Pemandangan pagi itu terlihat tak biasa. Kantong-kantong plastik berisi sayur mayur digantung di pagar depan kedai kopi yang terletak di persimpangan Kampung Kutu Wates, Desa Sinduadi, Kecamatan Mlati, Kabupaten Sleman, Yogyakarta. Ada kacang panjang, buah kol, sawi, dan tomat.
Beberapa orang yang melintas di jalan itu tak segan mengambil bungkusan itu.
Pemandangan itu sudah terlihat sejak awal April atau sebulan setelah kasus Covid-19 ditemukan pertama di Indonesia.
Adalah Arief Winarko (39 tahun) yang melakukan bagi-bagi sayur itu. Gerakan yang kemudian dinamakan "Sejangkauan Tangan" itu berawal dari keresahan Arif melihat banyaknya warga di desanya yang terdampak pandemi Covid-19. Apalagi di awal-awal pandemi itu banyak kampung yang ditutup termasuk kampung Arief. Kala itu, kata Arief, banyak tetangganya yang kehilangan pekerjaan dan kesulitan memenuhi keperluan rumah tangganya.
Merasa masih beruntung, Arief tergerak untuk berbagi. Ia sisihkan uang hasil penjualan kopinya. Tak banyak memang.
Uang sudah di tangan namun Arief belum menemukan apa bentuk yang akan dibagi. Ia ingin uang yang tak banyak itu bisa dibelikan sesuatu, tepat sasaran, dan bermanfaat.
Setelah berpikir cukup lama, terbersit untuk membagi sayur. Kebetulan juga ia punya kenalan petani sayur yang ada di Desa Sumber, Kecamatan Dukun, Kabupaten Magelang, Jawa Tengah. Ia langsung mengontak kenalannya itu.
Gayung bersambut. Kebetulan, saat itu hasil panen sayur juga melimpah namun harganya anjlok karena pandemi Covid-19 ini. Kenalannya itu langsung mengirimkan sayur mayur yang dipesan Arief.
"Ada lima karung berisi sayur-mayur. Ada sawi, kubis, kembang kol, wortel, kancang panjang, dan jenis sayuran lainnya," ujar Arief.
Bersama keluarga dan teman-temannya, Arief kemudian membungkus sayuran itu ke dalam kantong-kantong plastik. Ada 100 bungkus saat itu. Bungkusan itu lalu digantung di pagar besi depan kedai kopi miliknya.
Tak disangka, masyarakat sekitar banyak yang mengambil sayuran itu. Arief memposting apa yang dilakukan itu ke media sosial. Dukungan mengalir.
Tak disangka, banyak warga di luar kampungnya yang mendukung bahkan ikut melakukan gerakan serupa.
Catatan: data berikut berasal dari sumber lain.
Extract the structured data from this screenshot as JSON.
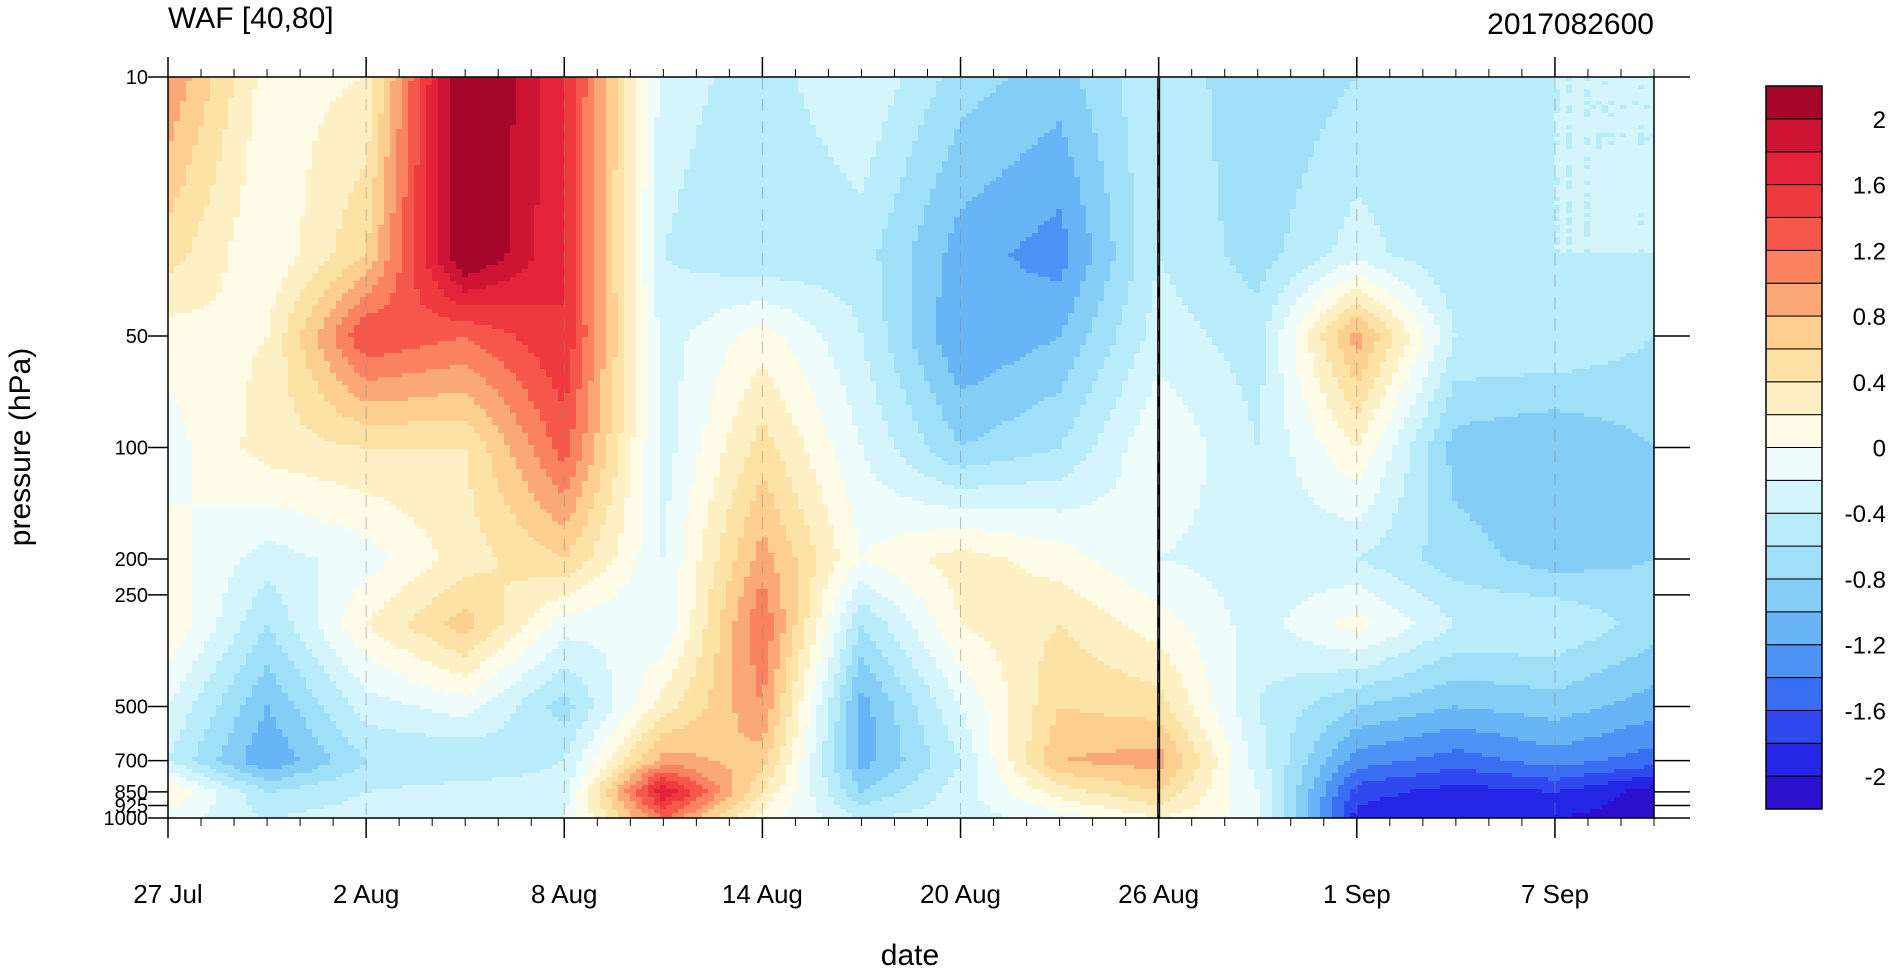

Di Yogyakarta gerakan ini akhirnya juga dilakukan di daerah Mojosari, Patangpuluhan, Sidikan, Mlangi, Sawahan, Cokrokusuman, dan Cabean.
Tak hanya di Yogyakarta, gerakan Sejangkauan Tangan juga melebar sampai di Samarinda, Kalimantan Timur; Depok, Jawa Barat; dan DKI Jakarta.
“Ini sungguh sangat luar biasa, di situasi pandemi ada orang-orang hebat peduli kepada sekitar,” kata Zuly, seorang warga asal kampung Cabean, Bantul.
Menurut Arief, pemilihan sayur karena pertimbangan ekonomi dan juga kesehatan. Sayur punya kandungan gizi dan juga harganya terjangkau.
Petani Tertolong
Gerakan Sejangkauan Tangan ini juga disambut antusias petani. Menurut petani Desa Sumber, Untung Pribadi (42 tahun) gerakan Sejangkauan Tangan ini membawa angin segar bagi petani.
"Hasil panen tidak bisa terjual karena banyak daerah dan pasar yang ditutup, pembatasan wilayah," katanya seperti dilansir BBCIndonesia.com.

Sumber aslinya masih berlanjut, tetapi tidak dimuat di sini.